Industry News

LeBron James Countersues Photographer for $1,000,000

December 31, 2020

By Jacqueline Tobin

Photo by All-Pro Reels and licensed under CC BY-SA 2.0

UPDATED 2/5/21: LeBron James has agreed to a settlement in this case after being sued by photographer Stephen Mitchell. (James later countersued Mitchell for $1,000,000.) Specific terms of the settlement, disclosed in a court filing on Wednesday, February 3, have not been made public, but it appears to result in closing both outstanding lawsuits.

“The parties have reached a settlement in principle that resolves all claims in this action,” the two sides wrote in the joint filing as reported by The Athletic. “The parties thus jointly request twenty-one (21) days to memorialize and execute the agreement in writing, after which time the parties intend to file a stipulation of dismissal with prejudice.”

It’s a splashy headline for sure that’s been showing up, in one form or another, all over the Internet: “LeBron James Countersues Photographer for $1,000,000.” This comes after the Los Angeles Lakers basketball superstar was sued this past March for posting a photo of himself, taken by photojournalist Steve Mitchell, to his social media accounts without permission. We’ve reported on these matters in the past, but now the case has garnered even more attention in the last couple of weeks as James countersues the photographer for $1,000,000 in damages and attorney fees from Mitchell.

First, the backstory: In December 2019, LeBron James posted a cropped photo of himself dunking a basketball in a game against the Miami Heat to his Instagram and Facebook accounts—which has tens of millions of followers—without the photographer’s permission. That post quickly became the center of a copyright infringement battle with Mitchell claiming “unauthorized use” of the image and filing suit against the basketball player and his companies Uninterrupted Digital Ventures and LRMR Ventures, LLC. for $150,000.

[Read: Small Claims for Copyright: The CASE Act Becomes Law]

According to sports media company Clutchpoints, James initially contested the suit in court filings, citing that he is entitled to post the photos as long as he isn’t commercially exploiting Mitchell’s work. Nonetheless, he later removed the photographs from his social media sites.

Next, James and his lawyers responded to Mitchell’s lawsuit by filing a countersuit against the photographer. As reported earlier this month by The Athletic‘s Daniel Kaplan, James is currently asking for at least $1,000,000 and attorney fees.

According to legal experts cited in various news reports on the copyright fight, the case could go either way as arguments over fair use can be hard to navigate.

[Read: What Photographers Need to Know About Copyright Law]

When Sports Illustrated had its legal analyst, attorney Michael McCann, write about the case back in March 2020, he noted that, “The fact that James is featured prominently in Mitchell’s photo did not give James the right to publish it elsewhere. Mitchell owns his photos. This goes to the essence of copyright law: absent a contractual relationship that instructs otherwise, Mitchell possesses copyrights in his creative works, including his photos. As a result, Mitchell has the right to control the reproduction of his photos, such as their publication on social media websites.”
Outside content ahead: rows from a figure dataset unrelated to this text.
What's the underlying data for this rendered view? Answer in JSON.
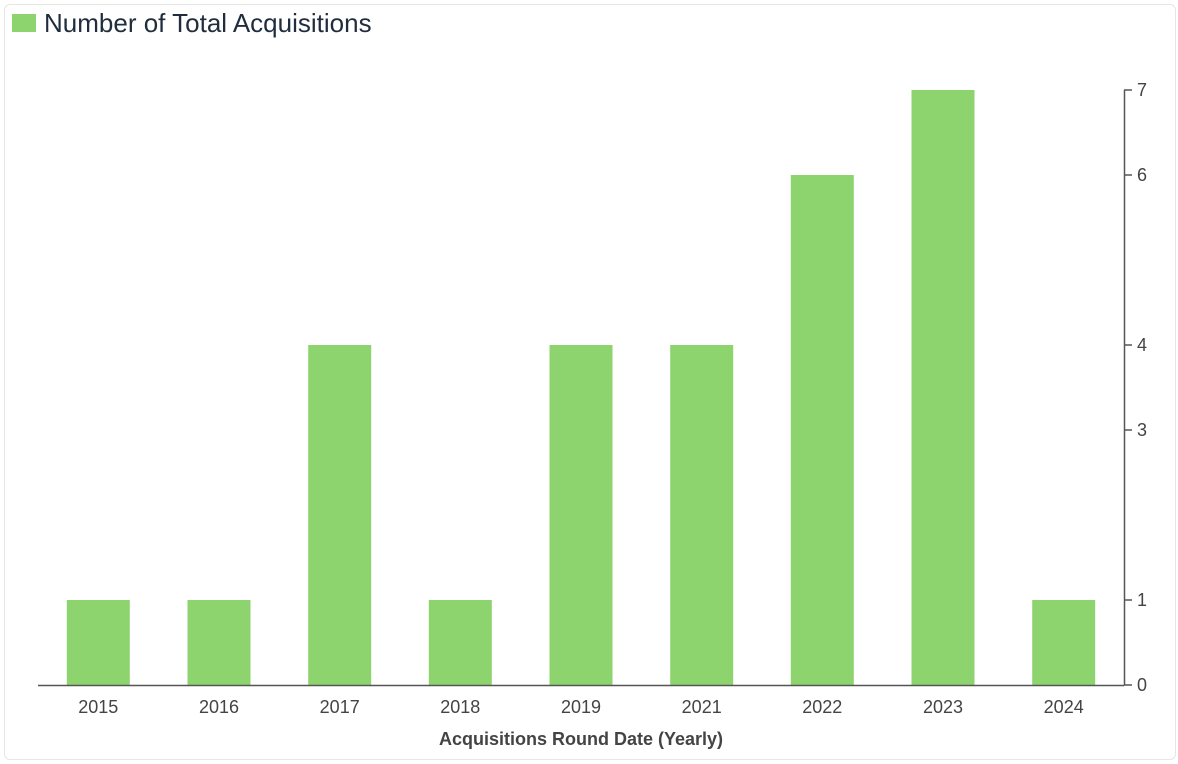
{
  "chart_data": {
    "type": "bar",
    "title": "",
    "legend": {
      "label": "Number of Total Acquisitions",
      "position": "top-left"
    },
    "xlabel": "Acquisitions Round Date (Yearly)",
    "ylabel": "",
    "categories": [
      "2015",
      "2016",
      "2017",
      "2018",
      "2019",
      "2021",
      "2022",
      "2023",
      "2024"
    ],
    "series": [
      {
        "name": "Number of Total Acquisitions",
        "values": [
          1,
          1,
          4,
          1,
          4,
          4,
          6,
          7,
          1
        ]
      }
    ],
    "y_ticks": [
      0,
      1,
      3,
      4,
      6,
      7
    ],
    "ylim": [
      0,
      7
    ],
    "y_axis_side": "right",
    "grid": false,
    "colors": {
      "bar": "#8dd46f",
      "axis": "#555555"
    }
  }
}
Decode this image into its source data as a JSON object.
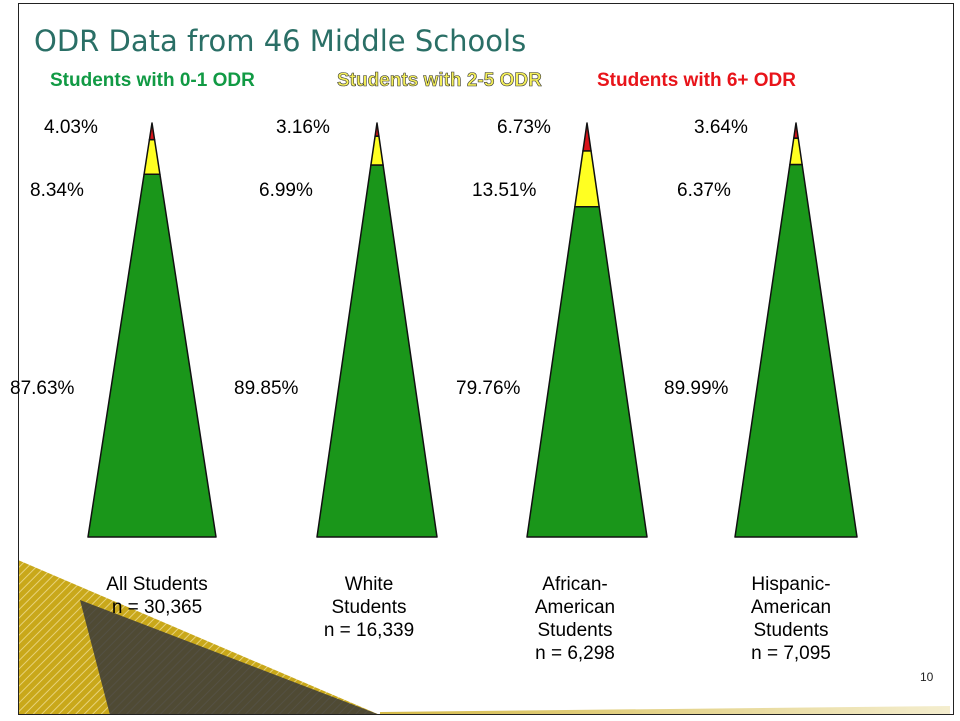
{
  "slide": {
    "title": "ODR Data from 46 Middle Schools",
    "page_number": "10"
  },
  "colors": {
    "green": "#1a961a",
    "yellow": "#ffff22",
    "red": "#d8141a",
    "title": "#2a6f66",
    "decoration": "#c9a81a"
  },
  "chart_data": {
    "type": "stacked-triangle",
    "title": "ODR Data from 46 Middle Schools",
    "legend": [
      {
        "label": "Students with 0-1 ODR",
        "color": "#119a44"
      },
      {
        "label": "Students with 2-5 ODR",
        "color": "#ffff22"
      },
      {
        "label": "Students with 6+ ODR",
        "color": "#e8141a"
      }
    ],
    "groups": [
      {
        "caption": [
          "All Students",
          "n = 30,365"
        ],
        "values": [
          87.63,
          8.34,
          4.03
        ],
        "labels": [
          "87.63%",
          "8.34%",
          "4.03%"
        ]
      },
      {
        "caption": [
          "White",
          "Students",
          "n = 16,339"
        ],
        "values": [
          89.85,
          6.99,
          3.16
        ],
        "labels": [
          "89.85%",
          "6.99%",
          "3.16%"
        ]
      },
      {
        "caption": [
          "African-",
          "American",
          "Students",
          "n = 6,298"
        ],
        "values": [
          79.76,
          13.51,
          6.73
        ],
        "labels": [
          "79.76%",
          "13.51%",
          "6.73%"
        ]
      },
      {
        "caption": [
          "Hispanic-",
          "American",
          "Students",
          "n = 7,095"
        ],
        "values": [
          89.99,
          6.37,
          3.64
        ],
        "labels": [
          "89.99%",
          "6.37%",
          "3.64%"
        ]
      }
    ]
  }
}
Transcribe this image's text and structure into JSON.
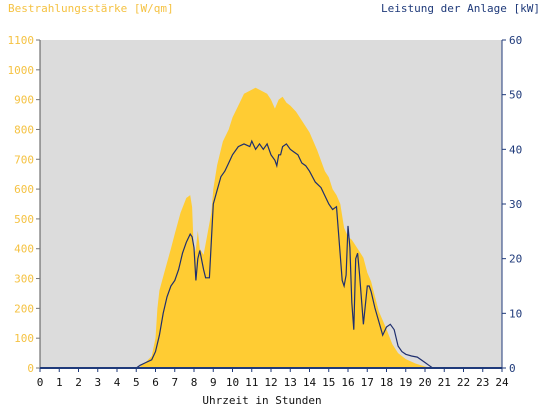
{
  "chart_data": {
    "type": "area",
    "title_left": "Bestrahlungsstärke [W/qm]",
    "title_right": "Leistung der Anlage [kW]",
    "xlabel": "Uhrzeit in Stunden",
    "xlim": [
      0,
      24
    ],
    "ylim_left": [
      0,
      1100
    ],
    "ylim_right": [
      0,
      60
    ],
    "x_ticks": [
      "0",
      "1",
      "2",
      "3",
      "4",
      "5",
      "6",
      "7",
      "8",
      "9",
      "10",
      "11",
      "12",
      "13",
      "14",
      "15",
      "16",
      "17",
      "18",
      "19",
      "20",
      "21",
      "22",
      "23",
      "24"
    ],
    "y_left_ticks": [
      "0",
      "100",
      "200",
      "300",
      "400",
      "500",
      "600",
      "700",
      "800",
      "900",
      "1000",
      "1100"
    ],
    "y_right_ticks": [
      "0",
      "10",
      "20",
      "30",
      "40",
      "50",
      "60"
    ],
    "colors": {
      "irradiance_fill": "#ffcc33",
      "power_line": "#1f2f6e",
      "left_axis_text": "#f5c242",
      "right_axis_text": "#1f3a7a",
      "plot_bg": "#dcdcdc"
    },
    "series": [
      {
        "axis": "left",
        "style": "area",
        "x": [
          0,
          5,
          5.2,
          5.5,
          5.8,
          6.0,
          6.1,
          6.2,
          6.5,
          6.8,
          7.0,
          7.3,
          7.6,
          7.8,
          7.9,
          8.0,
          8.1,
          8.2,
          8.3,
          8.5,
          8.7,
          8.9,
          9.0,
          9.2,
          9.5,
          9.8,
          10.0,
          10.3,
          10.6,
          10.9,
          11.2,
          11.5,
          11.8,
          12.0,
          12.2,
          12.4,
          12.6,
          12.8,
          13.0,
          13.3,
          13.6,
          14.0,
          14.4,
          14.8,
          15.0,
          15.2,
          15.4,
          15.6,
          15.8,
          16.0,
          16.2,
          16.4,
          16.6,
          16.8,
          17.0,
          17.2,
          17.4,
          17.6,
          17.8,
          18.0,
          18.3,
          18.6,
          19.0,
          19.5,
          20.0,
          20.3,
          20.6,
          21,
          24
        ],
        "values": [
          0,
          0,
          5,
          20,
          40,
          100,
          200,
          260,
          330,
          400,
          450,
          520,
          570,
          580,
          540,
          380,
          400,
          460,
          400,
          380,
          450,
          520,
          600,
          680,
          760,
          800,
          840,
          880,
          920,
          930,
          940,
          930,
          920,
          900,
          870,
          900,
          910,
          890,
          880,
          860,
          830,
          790,
          730,
          660,
          640,
          600,
          580,
          550,
          470,
          440,
          430,
          410,
          390,
          370,
          320,
          290,
          240,
          190,
          160,
          130,
          80,
          50,
          30,
          15,
          5,
          0,
          0,
          0,
          0
        ],
        "name": ""
      },
      {
        "axis": "right",
        "style": "line",
        "x": [
          0,
          5,
          5.2,
          5.5,
          5.8,
          6.0,
          6.2,
          6.4,
          6.6,
          6.8,
          7.0,
          7.2,
          7.4,
          7.6,
          7.8,
          7.9,
          8.0,
          8.1,
          8.2,
          8.3,
          8.5,
          8.6,
          8.8,
          9.0,
          9.2,
          9.4,
          9.6,
          9.8,
          10.0,
          10.3,
          10.6,
          10.9,
          11.0,
          11.2,
          11.4,
          11.6,
          11.8,
          12.0,
          12.2,
          12.3,
          12.4,
          12.5,
          12.6,
          12.8,
          13.0,
          13.2,
          13.4,
          13.6,
          13.8,
          14.0,
          14.3,
          14.6,
          15.0,
          15.2,
          15.4,
          15.5,
          15.7,
          15.8,
          15.9,
          16.0,
          16.1,
          16.2,
          16.3,
          16.4,
          16.5,
          16.6,
          16.8,
          17.0,
          17.1,
          17.2,
          17.4,
          17.6,
          17.8,
          18.0,
          18.2,
          18.4,
          18.6,
          18.8,
          19.0,
          19.3,
          19.6,
          20.0,
          20.2,
          20.4,
          21,
          24
        ],
        "values": [
          0,
          0,
          0.5,
          1,
          1.5,
          3,
          6,
          10,
          13,
          15,
          16,
          18,
          21,
          23,
          24.5,
          24,
          22,
          16,
          20,
          21.5,
          18,
          16.5,
          16.5,
          30,
          32.5,
          35,
          36,
          37.5,
          39,
          40.5,
          41,
          40.5,
          41.5,
          40,
          41,
          40,
          41,
          39,
          38,
          37,
          39,
          39,
          40.5,
          41,
          40,
          39.5,
          39,
          37.5,
          37,
          36,
          34,
          33,
          30,
          29,
          29.5,
          25,
          16,
          15,
          17,
          26,
          22,
          12,
          7,
          20,
          21,
          17,
          8,
          15,
          15,
          14,
          11,
          8.5,
          6,
          7.5,
          8,
          7,
          4,
          3,
          2.5,
          2.2,
          2,
          1,
          0.5,
          0,
          0,
          0
        ],
        "name": ""
      }
    ],
    "legend": "none",
    "grid": false
  }
}
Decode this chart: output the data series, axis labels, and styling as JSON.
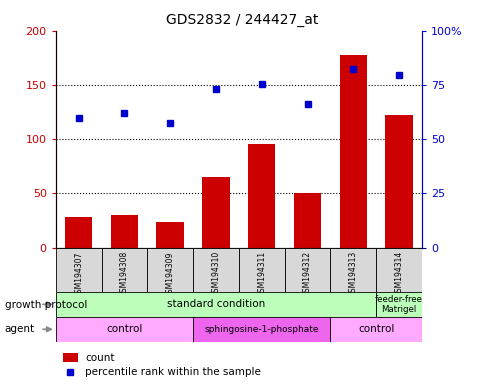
{
  "title": "GDS2832 / 244427_at",
  "samples": [
    "GSM194307",
    "GSM194308",
    "GSM194309",
    "GSM194310",
    "GSM194311",
    "GSM194312",
    "GSM194313",
    "GSM194314"
  ],
  "counts": [
    28,
    30,
    24,
    65,
    96,
    50,
    178,
    122
  ],
  "percentile_ranks_pct": [
    60,
    62,
    57.5,
    73,
    75.5,
    66,
    82.5,
    79.5
  ],
  "left_ylim": [
    0,
    200
  ],
  "right_ylim": [
    0,
    100
  ],
  "left_yticks": [
    0,
    50,
    100,
    150,
    200
  ],
  "right_yticks": [
    0,
    25,
    50,
    75,
    100
  ],
  "right_yticklabels": [
    "0",
    "25",
    "50",
    "75",
    "100%"
  ],
  "hlines": [
    50,
    100,
    150
  ],
  "bar_color": "#cc0000",
  "dot_color": "#0000cc",
  "bg_color": "#ffffff",
  "tick_label_color_left": "#cc0000",
  "tick_label_color_right": "#0000cc",
  "growth_std_color": "#bbffbb",
  "growth_ff_color": "#bbffbb",
  "agent_ctrl_color": "#ffaaff",
  "agent_sph_color": "#ee66ee",
  "legend_count_color": "#cc0000",
  "legend_dot_color": "#0000cc"
}
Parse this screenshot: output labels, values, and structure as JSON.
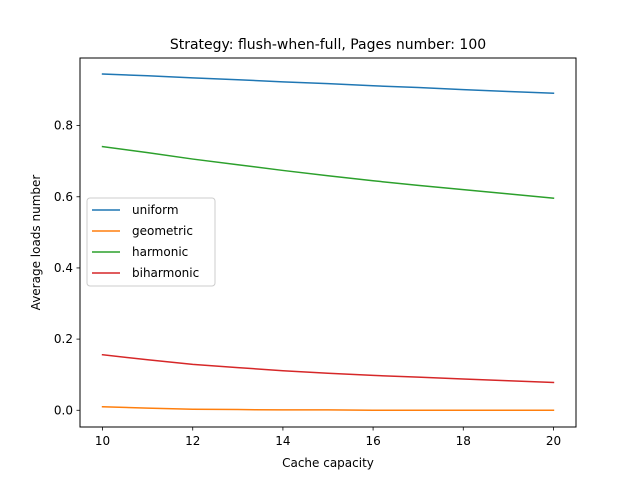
{
  "chart_data": {
    "type": "line",
    "title": "Strategy: flush-when-full, Pages number: 100",
    "xlabel": "Cache capacity",
    "ylabel": "Average loads number",
    "xlim": [
      9.5,
      20.5
    ],
    "ylim": [
      -0.047,
      0.99
    ],
    "x_ticks": [
      "10",
      "12",
      "14",
      "16",
      "18",
      "20"
    ],
    "y_ticks": [
      "0.0",
      "0.2",
      "0.4",
      "0.6",
      "0.8"
    ],
    "legend_position": "center-left",
    "grid": false,
    "x": [
      10,
      11,
      12,
      13,
      14,
      15,
      16,
      17,
      18,
      19,
      20
    ],
    "series": [
      {
        "name": "uniform",
        "color": "#1f77b4",
        "values": [
          0.945,
          0.94,
          0.934,
          0.929,
          0.923,
          0.918,
          0.912,
          0.907,
          0.901,
          0.896,
          0.891
        ]
      },
      {
        "name": "geometric",
        "color": "#ff7f0e",
        "values": [
          0.01,
          0.006,
          0.003,
          0.002,
          0.001,
          0.001,
          0.0,
          0.0,
          0.0,
          0.0,
          0.0
        ]
      },
      {
        "name": "harmonic",
        "color": "#2ca02c",
        "values": [
          0.741,
          0.724,
          0.706,
          0.69,
          0.674,
          0.659,
          0.645,
          0.632,
          0.62,
          0.608,
          0.596
        ]
      },
      {
        "name": "biharmonic",
        "color": "#d62728",
        "values": [
          0.156,
          0.142,
          0.129,
          0.12,
          0.111,
          0.104,
          0.098,
          0.093,
          0.088,
          0.083,
          0.078
        ]
      }
    ]
  }
}
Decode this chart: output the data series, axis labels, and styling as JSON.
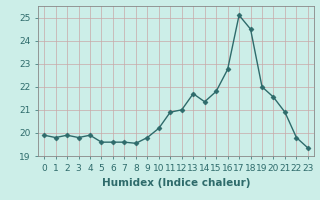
{
  "x": [
    0,
    1,
    2,
    3,
    4,
    5,
    6,
    7,
    8,
    9,
    10,
    11,
    12,
    13,
    14,
    15,
    16,
    17,
    18,
    19,
    20,
    21,
    22,
    23
  ],
  "y": [
    19.9,
    19.8,
    19.9,
    19.8,
    19.9,
    19.6,
    19.6,
    19.6,
    19.55,
    19.8,
    20.2,
    20.9,
    21.0,
    21.7,
    21.35,
    21.8,
    22.75,
    25.1,
    24.5,
    22.0,
    21.55,
    20.9,
    19.8,
    19.35
  ],
  "xlabel": "Humidex (Indice chaleur)",
  "ylim": [
    19,
    25.5
  ],
  "xlim": [
    -0.5,
    23.5
  ],
  "yticks": [
    19,
    20,
    21,
    22,
    23,
    24,
    25
  ],
  "xticks": [
    0,
    1,
    2,
    3,
    4,
    5,
    6,
    7,
    8,
    9,
    10,
    11,
    12,
    13,
    14,
    15,
    16,
    17,
    18,
    19,
    20,
    21,
    22,
    23
  ],
  "line_color": "#2e6b6b",
  "marker": "D",
  "marker_size": 2.5,
  "line_width": 1.0,
  "bg_color": "#cceee8",
  "grid_major_color": "#b8d8d8",
  "grid_minor_color": "#d4ecec",
  "tick_label_fontsize": 6.5,
  "xlabel_fontsize": 7.5
}
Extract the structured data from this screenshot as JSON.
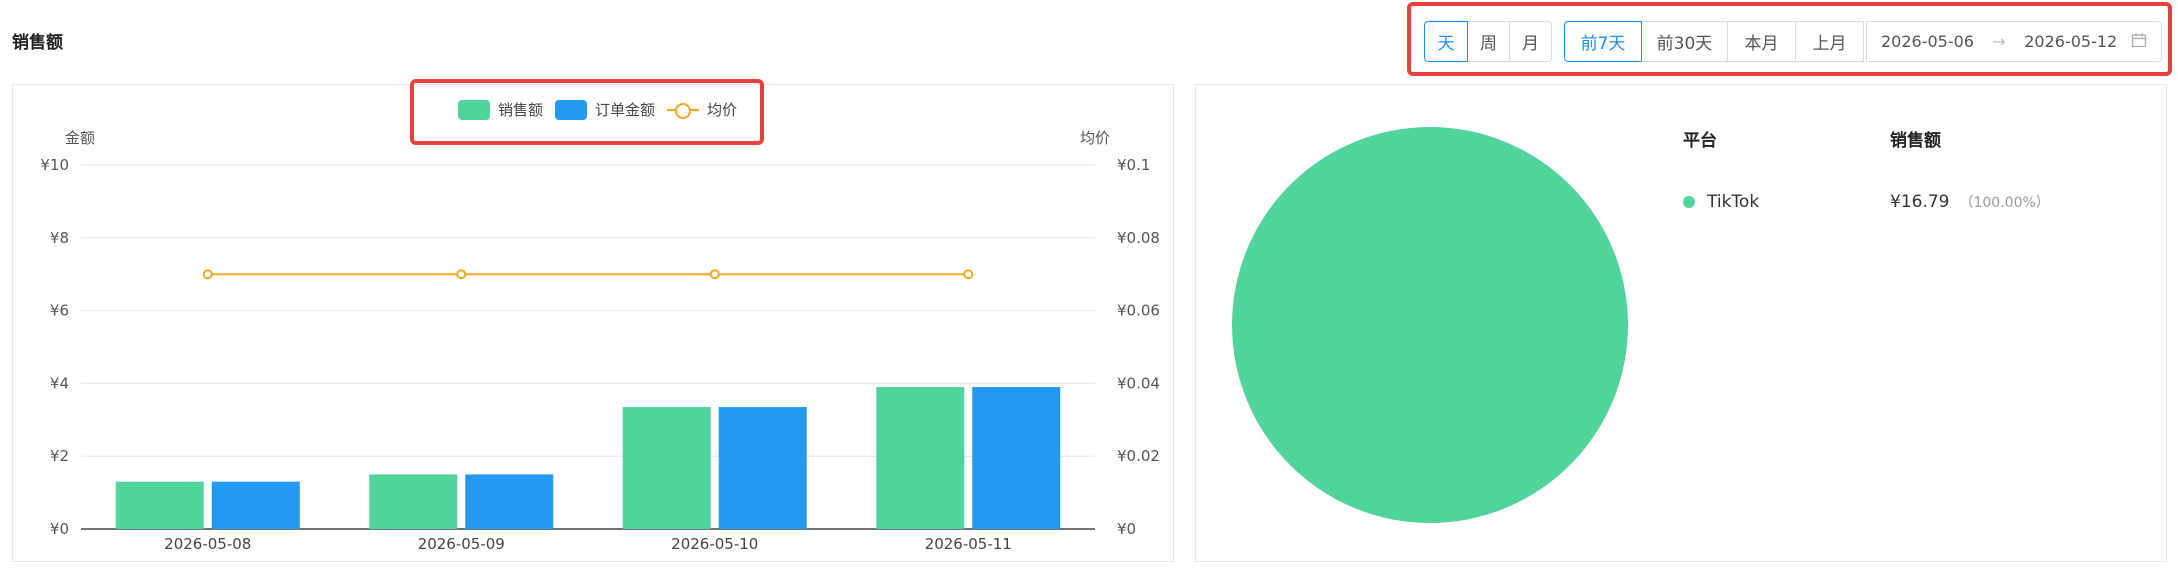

McCann went on to write that, “Mitchell can decide whether to license his photos and, if so, demand financial compensation for granting a license. Furthermore, as a credentialed photojournalist and consistent with NBA media policies, Mitchell has permission to take photos during NBA games so long as the photos are for news coverage of those games. Those who interfere with Mitchell’s copyrights are potentially liable for infringement.”

That said, McCann also pointed out that James himself does not lack rights in how a photo of him is used. “James enjoys a ‘right of publicity’ that encompasses his image in photos. While the scope of the right of publicity varies by state, and while the First Amendment sometimes limits its application, the right generally protects one’s name, image, likeness and associated identity traits from unauthorized commercial use. James can sue violators for misappropriating his right of publicity.”

The hoop star’s attorney, Howard Shire, said in a statement to The Athletic that, “Only after our client was sued for copyright infringement for alleged use of a single photo—which we have consistently tried to settle for a reasonable amount—did we file this countersuit upon learning the photographer was making unlawful use of photographs of our client on his website to advertise and promote his photography services business. We continue to try to resolve this matter amicably. We have no interest whatsoever in ultimately obtaining any amounts from the plaintiff.”

Photographer Mitchell has since argued that James’ “sought-after figure of $1,000,000 in damages is not only excessive, but threatens the work of all sports photographers.”

After hearing both sides about a week ago, presiding Judge George Wu called on both sides to settle the dispute. A ruling is expected any day now.